Regarding its growth under microaerophilic conditions, Aquifex species have been observed to grow in oxygen concentrations as long as 7.5ppm. It is hypothesized that this is possible because 1) their oxygen-respiration system was already highly developed before the advent of oxygenic photosynthesis, 2) the Aquifex lineage came to life after there was a rise in atmospheric oxygen, or 3) oxygen respiration was developed, and then transferred among different bacterial lineages, such as Aquifex. In response to oxidative stress, "A. aeolicus" possesses protective enzymes such as superoxide and peroxide to counter harmful oxygen species.

==Habitat==
"Aquifex aeolicus" was originally isolated from underwater volcanic vents near the Aeolic Islands (north of Sicily) and has also been isolated from the hot springs in Yellowstone. As a hyperthermophile, "A. aeolicus" can survive up to 95 °C with a temperature optima of 85 °C with a pH optima of 6.8, ranging from 5.4 to 7.5.

==Genomic properties==
"Aquifex aeolicus" is the first thermophilic bacterium to have its entire genome sequenced. Comparison of the "Aquifex aeolicus" genome to other organisms showed that around 16% of its genes originated from the Archaea domain. It is most closely related to the hydrogen-oxidizing bacterium, Aquifex pyrophilus, and its close relative, Hydrogenobacter thermophilus.

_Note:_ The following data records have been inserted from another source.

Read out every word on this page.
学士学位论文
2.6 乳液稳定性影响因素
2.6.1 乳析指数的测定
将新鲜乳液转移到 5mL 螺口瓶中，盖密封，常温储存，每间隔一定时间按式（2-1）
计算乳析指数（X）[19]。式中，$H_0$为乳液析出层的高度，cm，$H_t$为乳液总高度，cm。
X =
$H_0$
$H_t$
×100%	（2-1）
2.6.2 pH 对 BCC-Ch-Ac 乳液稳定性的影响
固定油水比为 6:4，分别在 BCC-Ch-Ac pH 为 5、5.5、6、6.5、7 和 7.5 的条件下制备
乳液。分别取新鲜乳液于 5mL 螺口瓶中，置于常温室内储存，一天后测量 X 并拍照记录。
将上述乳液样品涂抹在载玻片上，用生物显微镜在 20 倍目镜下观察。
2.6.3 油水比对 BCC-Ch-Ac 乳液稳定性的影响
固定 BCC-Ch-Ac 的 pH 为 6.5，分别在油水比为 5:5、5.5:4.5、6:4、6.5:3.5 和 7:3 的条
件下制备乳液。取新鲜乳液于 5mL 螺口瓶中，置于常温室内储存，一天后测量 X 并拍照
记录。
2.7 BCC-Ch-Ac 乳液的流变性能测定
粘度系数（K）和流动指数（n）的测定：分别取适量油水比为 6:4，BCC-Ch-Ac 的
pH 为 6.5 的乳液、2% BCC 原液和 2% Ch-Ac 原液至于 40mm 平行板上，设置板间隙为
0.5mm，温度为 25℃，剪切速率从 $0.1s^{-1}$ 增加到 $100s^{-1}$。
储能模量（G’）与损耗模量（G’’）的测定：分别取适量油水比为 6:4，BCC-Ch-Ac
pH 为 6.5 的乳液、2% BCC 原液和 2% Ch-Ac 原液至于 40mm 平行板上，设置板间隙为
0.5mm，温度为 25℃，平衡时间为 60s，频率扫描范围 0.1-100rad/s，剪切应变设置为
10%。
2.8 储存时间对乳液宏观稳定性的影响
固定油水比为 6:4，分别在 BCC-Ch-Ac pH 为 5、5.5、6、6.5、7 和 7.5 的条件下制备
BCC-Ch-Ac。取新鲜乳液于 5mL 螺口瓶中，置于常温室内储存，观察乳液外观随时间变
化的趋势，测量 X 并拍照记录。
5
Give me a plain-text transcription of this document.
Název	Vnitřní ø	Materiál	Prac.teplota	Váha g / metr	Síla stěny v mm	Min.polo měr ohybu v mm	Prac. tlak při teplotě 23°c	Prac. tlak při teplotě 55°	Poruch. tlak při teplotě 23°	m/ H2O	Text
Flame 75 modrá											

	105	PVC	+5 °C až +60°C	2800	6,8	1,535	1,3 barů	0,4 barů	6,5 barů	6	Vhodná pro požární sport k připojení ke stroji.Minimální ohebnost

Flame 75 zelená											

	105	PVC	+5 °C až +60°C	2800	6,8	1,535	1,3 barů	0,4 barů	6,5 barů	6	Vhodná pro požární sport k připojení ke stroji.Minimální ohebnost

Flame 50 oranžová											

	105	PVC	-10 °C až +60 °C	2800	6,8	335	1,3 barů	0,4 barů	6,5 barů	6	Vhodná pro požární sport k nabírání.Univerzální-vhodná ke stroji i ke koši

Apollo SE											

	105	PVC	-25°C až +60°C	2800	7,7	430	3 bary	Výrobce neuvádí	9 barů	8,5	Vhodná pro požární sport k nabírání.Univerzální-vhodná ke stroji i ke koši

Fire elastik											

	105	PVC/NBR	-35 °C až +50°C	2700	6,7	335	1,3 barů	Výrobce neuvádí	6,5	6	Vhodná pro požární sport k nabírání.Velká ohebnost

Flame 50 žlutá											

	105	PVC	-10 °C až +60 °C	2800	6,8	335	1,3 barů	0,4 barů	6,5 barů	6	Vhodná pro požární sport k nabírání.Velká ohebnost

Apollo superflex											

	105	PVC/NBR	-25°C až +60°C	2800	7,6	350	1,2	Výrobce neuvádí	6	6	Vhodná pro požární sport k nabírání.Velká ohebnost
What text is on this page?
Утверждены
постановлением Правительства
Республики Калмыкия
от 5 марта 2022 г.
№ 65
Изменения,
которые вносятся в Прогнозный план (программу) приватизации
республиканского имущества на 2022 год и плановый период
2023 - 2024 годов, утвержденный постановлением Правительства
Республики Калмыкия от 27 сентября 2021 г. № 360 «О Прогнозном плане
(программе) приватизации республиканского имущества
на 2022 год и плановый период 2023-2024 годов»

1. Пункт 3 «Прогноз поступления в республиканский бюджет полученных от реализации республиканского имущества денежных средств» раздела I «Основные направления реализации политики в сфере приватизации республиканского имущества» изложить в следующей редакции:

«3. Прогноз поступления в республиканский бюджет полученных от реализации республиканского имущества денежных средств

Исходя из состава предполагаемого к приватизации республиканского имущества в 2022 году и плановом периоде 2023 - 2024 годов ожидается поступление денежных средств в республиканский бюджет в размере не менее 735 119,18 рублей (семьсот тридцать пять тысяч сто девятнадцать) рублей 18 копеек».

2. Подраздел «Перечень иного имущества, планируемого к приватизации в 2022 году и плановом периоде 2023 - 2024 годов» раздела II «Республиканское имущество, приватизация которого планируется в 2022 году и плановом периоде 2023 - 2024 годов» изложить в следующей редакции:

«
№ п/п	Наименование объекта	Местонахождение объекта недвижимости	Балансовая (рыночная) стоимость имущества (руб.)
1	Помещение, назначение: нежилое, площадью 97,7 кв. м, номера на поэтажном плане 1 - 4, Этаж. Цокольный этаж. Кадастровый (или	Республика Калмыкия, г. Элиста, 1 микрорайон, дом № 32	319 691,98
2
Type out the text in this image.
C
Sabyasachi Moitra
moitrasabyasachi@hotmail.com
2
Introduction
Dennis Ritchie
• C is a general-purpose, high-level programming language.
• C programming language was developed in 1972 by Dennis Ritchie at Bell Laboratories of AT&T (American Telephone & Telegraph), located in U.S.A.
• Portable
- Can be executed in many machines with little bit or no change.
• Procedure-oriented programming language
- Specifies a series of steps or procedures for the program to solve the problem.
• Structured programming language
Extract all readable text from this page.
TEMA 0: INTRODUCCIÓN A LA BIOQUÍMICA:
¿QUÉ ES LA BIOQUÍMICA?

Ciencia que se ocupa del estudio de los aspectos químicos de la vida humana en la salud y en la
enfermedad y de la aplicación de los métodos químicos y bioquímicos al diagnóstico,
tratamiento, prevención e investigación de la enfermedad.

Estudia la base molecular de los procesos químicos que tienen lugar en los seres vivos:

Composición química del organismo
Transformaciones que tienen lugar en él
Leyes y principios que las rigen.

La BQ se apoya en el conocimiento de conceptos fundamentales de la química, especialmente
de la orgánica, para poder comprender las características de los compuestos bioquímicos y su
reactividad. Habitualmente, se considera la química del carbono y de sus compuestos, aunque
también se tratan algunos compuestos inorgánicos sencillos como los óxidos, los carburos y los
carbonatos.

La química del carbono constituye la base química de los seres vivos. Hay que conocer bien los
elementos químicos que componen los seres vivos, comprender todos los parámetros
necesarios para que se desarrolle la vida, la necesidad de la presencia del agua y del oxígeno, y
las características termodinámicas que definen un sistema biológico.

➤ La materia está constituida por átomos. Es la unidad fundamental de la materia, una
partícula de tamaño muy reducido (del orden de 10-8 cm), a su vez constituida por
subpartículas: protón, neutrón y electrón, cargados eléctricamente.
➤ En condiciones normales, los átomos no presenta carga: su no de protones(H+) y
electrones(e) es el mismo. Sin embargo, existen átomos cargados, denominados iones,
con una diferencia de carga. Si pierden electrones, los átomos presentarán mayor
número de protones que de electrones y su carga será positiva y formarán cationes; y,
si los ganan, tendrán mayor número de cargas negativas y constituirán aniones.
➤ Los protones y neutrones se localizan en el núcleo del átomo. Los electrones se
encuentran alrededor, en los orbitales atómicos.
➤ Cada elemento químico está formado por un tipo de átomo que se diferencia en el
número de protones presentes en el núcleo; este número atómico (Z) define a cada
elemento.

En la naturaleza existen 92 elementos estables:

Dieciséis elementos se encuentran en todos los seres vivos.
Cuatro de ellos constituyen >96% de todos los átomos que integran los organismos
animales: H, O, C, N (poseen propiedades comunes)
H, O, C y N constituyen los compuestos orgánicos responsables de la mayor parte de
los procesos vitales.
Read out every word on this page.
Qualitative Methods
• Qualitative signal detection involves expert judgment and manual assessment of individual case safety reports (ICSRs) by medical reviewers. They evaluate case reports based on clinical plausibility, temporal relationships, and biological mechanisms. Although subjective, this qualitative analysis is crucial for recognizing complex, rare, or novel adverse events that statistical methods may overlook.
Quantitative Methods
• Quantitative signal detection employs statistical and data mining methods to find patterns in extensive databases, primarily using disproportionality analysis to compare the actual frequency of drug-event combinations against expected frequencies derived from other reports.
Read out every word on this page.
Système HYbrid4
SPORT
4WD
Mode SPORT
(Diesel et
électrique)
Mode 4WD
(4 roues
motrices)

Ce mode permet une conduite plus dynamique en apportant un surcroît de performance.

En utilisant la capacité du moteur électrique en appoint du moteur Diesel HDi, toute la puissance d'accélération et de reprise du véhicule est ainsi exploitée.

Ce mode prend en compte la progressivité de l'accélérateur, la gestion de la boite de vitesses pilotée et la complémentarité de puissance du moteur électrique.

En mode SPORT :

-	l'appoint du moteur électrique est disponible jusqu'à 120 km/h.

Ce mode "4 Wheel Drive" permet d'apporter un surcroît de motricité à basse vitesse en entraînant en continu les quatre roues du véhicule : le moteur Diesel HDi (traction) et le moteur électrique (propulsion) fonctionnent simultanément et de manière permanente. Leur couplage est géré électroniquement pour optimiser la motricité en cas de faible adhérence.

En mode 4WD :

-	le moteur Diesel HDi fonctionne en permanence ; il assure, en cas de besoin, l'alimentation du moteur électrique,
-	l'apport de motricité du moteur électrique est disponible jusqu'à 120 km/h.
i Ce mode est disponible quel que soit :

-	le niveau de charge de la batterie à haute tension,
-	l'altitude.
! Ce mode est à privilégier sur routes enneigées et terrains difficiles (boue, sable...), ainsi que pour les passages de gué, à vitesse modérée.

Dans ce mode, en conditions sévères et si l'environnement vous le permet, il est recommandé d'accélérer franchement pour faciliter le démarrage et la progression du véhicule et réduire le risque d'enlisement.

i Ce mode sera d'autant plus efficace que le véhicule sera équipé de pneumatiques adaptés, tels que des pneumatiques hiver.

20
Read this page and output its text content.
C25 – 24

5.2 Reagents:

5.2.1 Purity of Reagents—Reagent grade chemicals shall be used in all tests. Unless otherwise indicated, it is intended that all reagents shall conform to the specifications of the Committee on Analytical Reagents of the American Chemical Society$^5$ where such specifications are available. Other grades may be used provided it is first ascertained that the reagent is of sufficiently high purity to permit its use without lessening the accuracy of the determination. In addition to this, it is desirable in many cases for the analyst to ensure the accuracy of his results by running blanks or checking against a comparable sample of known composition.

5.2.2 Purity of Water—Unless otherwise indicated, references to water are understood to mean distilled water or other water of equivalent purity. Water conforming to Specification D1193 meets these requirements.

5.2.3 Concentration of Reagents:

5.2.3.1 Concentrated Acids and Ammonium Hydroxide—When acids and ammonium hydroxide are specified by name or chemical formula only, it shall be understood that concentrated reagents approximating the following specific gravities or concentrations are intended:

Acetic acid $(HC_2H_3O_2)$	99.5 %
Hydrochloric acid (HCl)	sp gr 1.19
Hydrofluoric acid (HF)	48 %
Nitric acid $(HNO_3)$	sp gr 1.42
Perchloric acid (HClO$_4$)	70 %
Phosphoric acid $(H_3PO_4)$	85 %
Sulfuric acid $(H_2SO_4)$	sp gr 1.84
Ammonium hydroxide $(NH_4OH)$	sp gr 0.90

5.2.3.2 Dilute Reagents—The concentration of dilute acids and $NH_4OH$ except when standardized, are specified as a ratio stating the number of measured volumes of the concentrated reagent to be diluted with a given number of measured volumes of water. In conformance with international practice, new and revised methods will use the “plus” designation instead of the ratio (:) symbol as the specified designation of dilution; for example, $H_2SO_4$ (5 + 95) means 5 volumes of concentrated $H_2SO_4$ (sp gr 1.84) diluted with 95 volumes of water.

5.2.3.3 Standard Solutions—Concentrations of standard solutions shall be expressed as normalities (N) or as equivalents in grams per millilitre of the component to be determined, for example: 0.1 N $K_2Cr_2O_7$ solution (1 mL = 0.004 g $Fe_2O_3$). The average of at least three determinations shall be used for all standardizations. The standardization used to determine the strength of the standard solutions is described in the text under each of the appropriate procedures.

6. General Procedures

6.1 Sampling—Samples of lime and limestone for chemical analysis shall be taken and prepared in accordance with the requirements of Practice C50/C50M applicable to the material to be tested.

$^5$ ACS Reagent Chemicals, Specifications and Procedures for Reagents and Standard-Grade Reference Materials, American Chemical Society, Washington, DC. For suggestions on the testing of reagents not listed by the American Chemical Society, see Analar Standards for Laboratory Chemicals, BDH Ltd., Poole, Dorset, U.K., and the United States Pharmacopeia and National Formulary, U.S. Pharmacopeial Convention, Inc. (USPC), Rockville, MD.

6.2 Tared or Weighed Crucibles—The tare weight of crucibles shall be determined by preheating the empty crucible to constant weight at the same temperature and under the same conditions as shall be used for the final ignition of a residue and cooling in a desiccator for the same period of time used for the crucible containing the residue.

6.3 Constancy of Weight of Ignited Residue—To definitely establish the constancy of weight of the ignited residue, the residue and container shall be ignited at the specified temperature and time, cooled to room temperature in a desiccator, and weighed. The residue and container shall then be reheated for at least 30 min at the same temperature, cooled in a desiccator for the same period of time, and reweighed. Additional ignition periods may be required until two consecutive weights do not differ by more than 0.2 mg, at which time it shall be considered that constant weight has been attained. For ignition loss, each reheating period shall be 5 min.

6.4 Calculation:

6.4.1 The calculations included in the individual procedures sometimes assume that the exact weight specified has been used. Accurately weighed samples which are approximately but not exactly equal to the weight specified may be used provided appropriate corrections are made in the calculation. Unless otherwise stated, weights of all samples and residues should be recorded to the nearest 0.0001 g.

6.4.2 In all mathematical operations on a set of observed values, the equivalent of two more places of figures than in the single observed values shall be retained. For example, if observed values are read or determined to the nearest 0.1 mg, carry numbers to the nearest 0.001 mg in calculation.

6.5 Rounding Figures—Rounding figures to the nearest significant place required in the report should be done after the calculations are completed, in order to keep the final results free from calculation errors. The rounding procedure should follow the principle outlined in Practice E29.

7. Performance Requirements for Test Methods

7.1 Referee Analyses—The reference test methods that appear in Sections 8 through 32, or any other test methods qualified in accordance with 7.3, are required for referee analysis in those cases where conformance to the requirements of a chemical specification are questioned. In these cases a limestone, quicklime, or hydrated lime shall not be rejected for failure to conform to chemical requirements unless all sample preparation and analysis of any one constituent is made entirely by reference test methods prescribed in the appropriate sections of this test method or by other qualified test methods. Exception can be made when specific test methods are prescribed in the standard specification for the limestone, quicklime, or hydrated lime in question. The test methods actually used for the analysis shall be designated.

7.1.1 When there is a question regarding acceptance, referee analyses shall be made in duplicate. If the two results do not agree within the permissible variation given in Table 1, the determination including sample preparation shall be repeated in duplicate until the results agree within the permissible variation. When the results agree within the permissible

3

The genome of "A. aeolicus" has been successfully mapped, but was noted to be only one-third the size of the E. coli genome. The genome of "A. aeolicus" is densely packed while no introns or protein splicing elements were found. It possesses a circular chromosome with 1,551,335 bp and has a G+C content of 43.4%, and contains 1,796 genes. It also contains genes potentially coding for three distinct [NiFe] hydrogenases, however, it is thought that the Aquifex hydrogenases I and II function in energy conservation, where as hydrogenase III is more likely required for CO_{2}fixation. Additionally, during sequencing, a single extra chromosomal element (ECE) was identified, suggesting evidence of genetic exchange between the "A. aeolicus" chromosome and the ECE.

==Industrial applications==
Multiple enzymes have been identified for potential future use due to their high stability and capacity to oxidize molecular hydrogen, producing byproducts of heat and water. A key enzyme of note is Hydrogenase I which was used to study the relationship of enzymes and electrodes during the development of H2-fed, energy-generating biofuel cells. Researchers have explored the use of another extremely resistant enzyme known as lumazine synthase. The cage-forming enzyme has been explored as potential drug delivery nano carrier as it was engineered to encapsulate other molecules.